In the West, in the mid-10th century, Al-Masudi mentioned them as Dūlāba and their "king" (ruler) as Wānjslāf (most probably Wenceslaus I, Duke of Bohemia). According to the Chronica Boemorum chronicle by Cosmas of Prague (written in 1119–1125), a fortified settlement Doudleby, which exists even today, was part of Slavník's territory in the South Bohemian Region. However, their location and boundaries in the territory of Czech Republic is related to the abandoned hypothesis about the Czech tribes.

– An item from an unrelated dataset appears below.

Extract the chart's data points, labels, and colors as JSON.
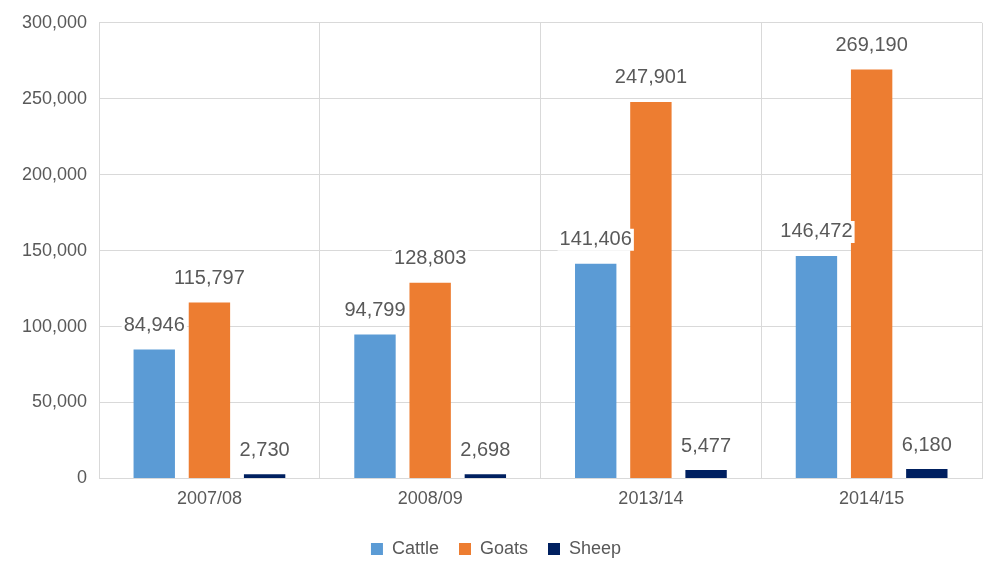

In Pannonian Basin, in the charter by Emperor of the Carolingian Empire, Louis II (843–876), appears Tudleipin in a list of possessions of the Salzburg archbishop Adalwin; church Dudleipin built by Duke of Lower Pannonia, Pribina (846–861), is recorded in Conversio Bagoariorum et Carantanorum (c. 870); comitatus Dudleipa is mentioned in the "Letter of King Arnulf of 891" written during the time of Otto II (973–983), the county probably located in the territory of later Vas County; a locality called Dulieb in the Upper Drava region is mentioned in the Tyrolean act from 1060. Part of these toponyms most probably was located near Bad Radkersburg and in-between of it and Leibnitz separated by Mur river. Today exist many hydronyms and toponyms on the territory of Poland, Austria, Slovenia, Croatia, Bosnia and Serbia which derive from *dudleb-.